Gears shifted. The floor slanted. Jack was shoved hard against the rear boards by the weight of the other men. He didn't answer until the pressure had eased and his ribs were free to work for more than mere survival.

He said, "You're way off, schizo. My hitting the road has nothing to do with those splitheads. Nothing, you under­stand? There's nothing foggy or dreamy about me. I wouldn't be here with you guys if I hadn't been so interested in a wasp catching a caterpillar that I never saw the Bohas sneaking up on me."

While Jack described the little tragedy, the other allowed an understanding smile to bend his lips. He seemed en­grossed, however, and when Jack had finished, he said:

"That was probably an ammophila wasp. Sphex urnaria Klug. Lovely but vicious little she-demon. Injects the poison from her sting into the caterpillar's central nerve cord. That not only paralyzes but preserves it. The victim is always stowed away with another one in an underground burrow. The wasp attaches one of her eggs to the body of a worm. When the egg hatches, the grub eats both of the worms. They're alive, but they're completely helpless to resist while their guts are gnawed away. Beautiful idea, isn't it?

"It's a habit common to many of those little devils: Sceli-phron cementarkim, Eumenes, coarcta, Eumenes fraterna, Bembix spinolae, Pelopoeus . . ."

Jack's interest wandered. His informant was evidently one of those transies who spent long hours in the libraries. They were ready at the slightest chance to offer their encyclopaedic but often useless knowledge. Jack himself had abandoned his childhood bookwormishness. For the last three years his days and evenings had worn themselves out on the streets, passed in a parade of faces, flickered by in plateglass windows of restaurants and department stores and business offices, while he hoped, hoped. . . .
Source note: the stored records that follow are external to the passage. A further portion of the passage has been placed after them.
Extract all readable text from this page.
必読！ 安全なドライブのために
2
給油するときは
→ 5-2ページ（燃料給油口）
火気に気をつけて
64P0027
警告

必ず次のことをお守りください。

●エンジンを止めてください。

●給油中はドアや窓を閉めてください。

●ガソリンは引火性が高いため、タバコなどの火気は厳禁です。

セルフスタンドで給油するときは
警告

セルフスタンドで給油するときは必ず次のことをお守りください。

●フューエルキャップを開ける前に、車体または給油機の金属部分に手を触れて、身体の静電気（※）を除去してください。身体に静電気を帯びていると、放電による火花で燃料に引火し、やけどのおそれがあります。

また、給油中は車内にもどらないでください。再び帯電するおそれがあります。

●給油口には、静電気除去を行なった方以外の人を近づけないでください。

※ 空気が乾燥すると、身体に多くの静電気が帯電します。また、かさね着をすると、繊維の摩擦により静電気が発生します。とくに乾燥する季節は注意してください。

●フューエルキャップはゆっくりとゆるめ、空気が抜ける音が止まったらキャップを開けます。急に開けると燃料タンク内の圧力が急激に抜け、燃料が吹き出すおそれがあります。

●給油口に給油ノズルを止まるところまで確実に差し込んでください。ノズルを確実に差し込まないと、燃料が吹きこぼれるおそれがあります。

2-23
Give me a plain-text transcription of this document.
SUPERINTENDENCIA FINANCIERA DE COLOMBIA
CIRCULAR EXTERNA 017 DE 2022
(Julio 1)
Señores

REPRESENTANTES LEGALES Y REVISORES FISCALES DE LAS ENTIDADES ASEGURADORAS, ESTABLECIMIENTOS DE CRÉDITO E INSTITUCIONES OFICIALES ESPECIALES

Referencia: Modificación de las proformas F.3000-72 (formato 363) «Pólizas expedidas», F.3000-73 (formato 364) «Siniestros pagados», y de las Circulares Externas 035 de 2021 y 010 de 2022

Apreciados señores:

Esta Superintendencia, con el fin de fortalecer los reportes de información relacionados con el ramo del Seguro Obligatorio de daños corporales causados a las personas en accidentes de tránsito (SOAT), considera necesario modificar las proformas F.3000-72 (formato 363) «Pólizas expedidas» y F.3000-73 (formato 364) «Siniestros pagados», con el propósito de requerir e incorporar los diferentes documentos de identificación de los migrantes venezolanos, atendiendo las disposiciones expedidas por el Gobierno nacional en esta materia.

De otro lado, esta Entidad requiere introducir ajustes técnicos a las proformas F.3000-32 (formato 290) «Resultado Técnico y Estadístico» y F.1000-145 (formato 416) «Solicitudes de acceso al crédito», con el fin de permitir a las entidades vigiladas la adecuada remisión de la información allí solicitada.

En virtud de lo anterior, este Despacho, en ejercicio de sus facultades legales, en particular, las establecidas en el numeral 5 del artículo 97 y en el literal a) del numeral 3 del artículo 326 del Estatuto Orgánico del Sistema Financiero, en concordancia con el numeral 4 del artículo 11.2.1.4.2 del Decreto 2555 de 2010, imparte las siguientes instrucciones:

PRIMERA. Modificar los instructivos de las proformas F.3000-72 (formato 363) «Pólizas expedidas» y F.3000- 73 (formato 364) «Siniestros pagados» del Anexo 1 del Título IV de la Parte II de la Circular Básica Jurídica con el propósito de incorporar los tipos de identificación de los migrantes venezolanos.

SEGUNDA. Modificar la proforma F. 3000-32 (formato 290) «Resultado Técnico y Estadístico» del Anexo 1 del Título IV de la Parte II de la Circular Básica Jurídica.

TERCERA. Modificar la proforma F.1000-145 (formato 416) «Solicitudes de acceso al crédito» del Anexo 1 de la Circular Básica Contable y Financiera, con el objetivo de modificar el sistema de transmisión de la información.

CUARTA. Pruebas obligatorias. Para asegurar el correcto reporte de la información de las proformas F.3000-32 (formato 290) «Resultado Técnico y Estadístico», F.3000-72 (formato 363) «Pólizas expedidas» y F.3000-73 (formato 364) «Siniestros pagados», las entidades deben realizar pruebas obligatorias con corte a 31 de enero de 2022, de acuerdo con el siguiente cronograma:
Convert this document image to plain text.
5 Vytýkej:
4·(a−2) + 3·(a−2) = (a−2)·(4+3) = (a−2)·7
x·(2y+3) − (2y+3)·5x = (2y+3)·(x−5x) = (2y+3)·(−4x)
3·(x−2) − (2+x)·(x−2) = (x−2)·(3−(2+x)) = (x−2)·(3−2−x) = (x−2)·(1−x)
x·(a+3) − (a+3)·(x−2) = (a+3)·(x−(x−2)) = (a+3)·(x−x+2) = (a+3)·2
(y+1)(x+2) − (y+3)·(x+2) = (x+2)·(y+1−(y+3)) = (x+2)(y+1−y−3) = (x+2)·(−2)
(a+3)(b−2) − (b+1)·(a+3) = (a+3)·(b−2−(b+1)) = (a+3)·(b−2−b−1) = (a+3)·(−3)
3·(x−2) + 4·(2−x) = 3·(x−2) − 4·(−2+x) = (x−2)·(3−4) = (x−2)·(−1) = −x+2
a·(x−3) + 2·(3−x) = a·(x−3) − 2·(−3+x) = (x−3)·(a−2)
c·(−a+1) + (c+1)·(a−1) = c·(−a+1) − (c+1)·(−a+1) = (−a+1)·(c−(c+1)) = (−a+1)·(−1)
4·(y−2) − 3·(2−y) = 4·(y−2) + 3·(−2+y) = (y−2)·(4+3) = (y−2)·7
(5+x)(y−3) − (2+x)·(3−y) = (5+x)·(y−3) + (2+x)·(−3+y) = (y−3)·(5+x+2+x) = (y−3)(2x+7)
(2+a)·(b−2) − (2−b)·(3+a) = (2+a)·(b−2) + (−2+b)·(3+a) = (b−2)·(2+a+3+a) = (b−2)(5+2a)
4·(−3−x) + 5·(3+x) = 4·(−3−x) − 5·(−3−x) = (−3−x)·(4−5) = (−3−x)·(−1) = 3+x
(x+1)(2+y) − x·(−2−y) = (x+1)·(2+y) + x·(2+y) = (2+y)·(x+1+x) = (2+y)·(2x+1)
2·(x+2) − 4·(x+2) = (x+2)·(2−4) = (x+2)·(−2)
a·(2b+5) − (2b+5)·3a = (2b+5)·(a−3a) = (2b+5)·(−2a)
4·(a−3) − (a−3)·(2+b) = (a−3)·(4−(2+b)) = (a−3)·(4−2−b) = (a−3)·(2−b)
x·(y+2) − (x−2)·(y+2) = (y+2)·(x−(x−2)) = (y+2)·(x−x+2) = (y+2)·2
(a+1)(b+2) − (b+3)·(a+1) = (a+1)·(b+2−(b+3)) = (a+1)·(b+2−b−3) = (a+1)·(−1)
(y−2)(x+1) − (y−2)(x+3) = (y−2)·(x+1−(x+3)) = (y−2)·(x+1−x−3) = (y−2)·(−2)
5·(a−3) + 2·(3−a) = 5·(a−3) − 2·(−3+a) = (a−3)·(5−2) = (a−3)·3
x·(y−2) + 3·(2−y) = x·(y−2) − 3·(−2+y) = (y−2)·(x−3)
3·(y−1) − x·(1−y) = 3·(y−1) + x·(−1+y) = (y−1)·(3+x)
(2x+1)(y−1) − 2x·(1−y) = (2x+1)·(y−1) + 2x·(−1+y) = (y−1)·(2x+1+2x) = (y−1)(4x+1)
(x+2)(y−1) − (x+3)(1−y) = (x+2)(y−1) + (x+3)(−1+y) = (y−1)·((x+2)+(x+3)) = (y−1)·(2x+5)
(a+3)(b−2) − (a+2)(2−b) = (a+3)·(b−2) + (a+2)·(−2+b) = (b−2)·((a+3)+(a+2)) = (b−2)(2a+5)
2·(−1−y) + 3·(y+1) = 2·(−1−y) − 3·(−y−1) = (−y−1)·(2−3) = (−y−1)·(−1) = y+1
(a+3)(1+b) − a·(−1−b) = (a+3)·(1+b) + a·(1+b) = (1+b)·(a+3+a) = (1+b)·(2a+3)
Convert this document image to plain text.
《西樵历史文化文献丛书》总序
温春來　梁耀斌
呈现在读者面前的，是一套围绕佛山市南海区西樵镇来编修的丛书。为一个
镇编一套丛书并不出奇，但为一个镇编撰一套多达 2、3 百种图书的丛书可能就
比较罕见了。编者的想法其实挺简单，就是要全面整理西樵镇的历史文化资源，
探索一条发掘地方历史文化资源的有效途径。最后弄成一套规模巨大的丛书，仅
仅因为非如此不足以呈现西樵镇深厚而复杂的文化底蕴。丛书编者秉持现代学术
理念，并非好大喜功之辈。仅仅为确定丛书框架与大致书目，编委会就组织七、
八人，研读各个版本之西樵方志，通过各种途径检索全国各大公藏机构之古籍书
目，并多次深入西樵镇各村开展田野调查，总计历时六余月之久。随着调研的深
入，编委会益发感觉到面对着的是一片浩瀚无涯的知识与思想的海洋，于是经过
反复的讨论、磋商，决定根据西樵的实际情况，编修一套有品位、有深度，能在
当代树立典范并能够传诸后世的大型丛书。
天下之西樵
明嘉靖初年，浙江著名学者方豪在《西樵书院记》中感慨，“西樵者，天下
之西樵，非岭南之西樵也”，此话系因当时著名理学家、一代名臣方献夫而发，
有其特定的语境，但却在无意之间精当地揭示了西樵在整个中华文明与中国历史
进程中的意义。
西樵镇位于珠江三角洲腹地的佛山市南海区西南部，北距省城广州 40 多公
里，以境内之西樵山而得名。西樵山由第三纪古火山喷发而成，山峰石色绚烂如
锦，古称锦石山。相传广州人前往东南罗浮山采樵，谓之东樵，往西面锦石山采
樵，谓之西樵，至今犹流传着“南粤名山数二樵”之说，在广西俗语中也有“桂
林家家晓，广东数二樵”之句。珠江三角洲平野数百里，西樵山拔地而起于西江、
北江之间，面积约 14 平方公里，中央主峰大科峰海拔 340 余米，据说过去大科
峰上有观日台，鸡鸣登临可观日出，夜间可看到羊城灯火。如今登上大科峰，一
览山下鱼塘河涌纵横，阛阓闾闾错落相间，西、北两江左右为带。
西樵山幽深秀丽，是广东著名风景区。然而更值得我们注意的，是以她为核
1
"Did you say you spied on the camp?" Jack interrupted the sonorous, almost chanting flow of Greek and Latin.

"Huh? Oh, yeah. For two weeks. I saw plenty of transies trucked in, but I never saw any taken out. Maybe they left in the rocket."

"Rocket?"

The youth was looking straight before him. His face was hard as bone, but his voice trembled.

"Yes. A big one. It landed and discharged about a dozen men."

"You nuts?"

"I saw it, I tell you. And I'm not so nutty I'm seeing things that aren't there. Not yet, anywayl"

"Maybe the government's got rockets it's not telling any­body about."

"Then what connection could there be between rehabilita­tion camps and rockets?"

Jack shrugged and said, "Your rocket story is fantastic."

"If somebody had told you four years ago that you'd be a bum hauled off to a concentration camp, you'd have said that was fantastic too."

Jack did not have time to reply. The truck stopped outside a high, barbed wire fence. The gate swung open; the truck bounced down the bumpy dirt road. Jack saw some black-uniformed Bohas seated by heavy machine guns. They halted at another entrance; more barbed wire was passed. Huge Dobermann-Pinchers looked at the transies with cold, steady eyes. The dust of another section of road swirled up before they squeaked to a standstill and the engine turned off.

This time, agents began to let down the back of the truck. They had to pry the pitiful schizo's fingers loose from the wood with a crow-bar and carry him off, still in his half-crouch.

A sergeant boomed orders. Stiff and stumbling, the transies jumped off the truck. They were swiftly lined up into squads and marched into the enclosure and from there into a huge black barracks. Within an hour each man was stripped; had his head shaven, was showered, given a grey uniform, and handed a tin plate and spoon and cup filled with beans and bread and hot coffee.

Afterwards, Jack wandered around, free to look at the sandy soil underfoot and barbed wire and the black uniforms of the sentries, and free to ask himself where, where, where-wherewhere? Twelve years ago it had been, but where, where, where, was . . . ?

 

Ill

How easy it would have been to miss all this, if only he had obeyed his father. But Mr. Crane was so ineffectual. . . .

"Jack," he had said, "would you please go outside and play, or stay in some other room. It's very difficult to discuss business while you're whooping and screaming around, and I have a lot to discuss with Mr.—"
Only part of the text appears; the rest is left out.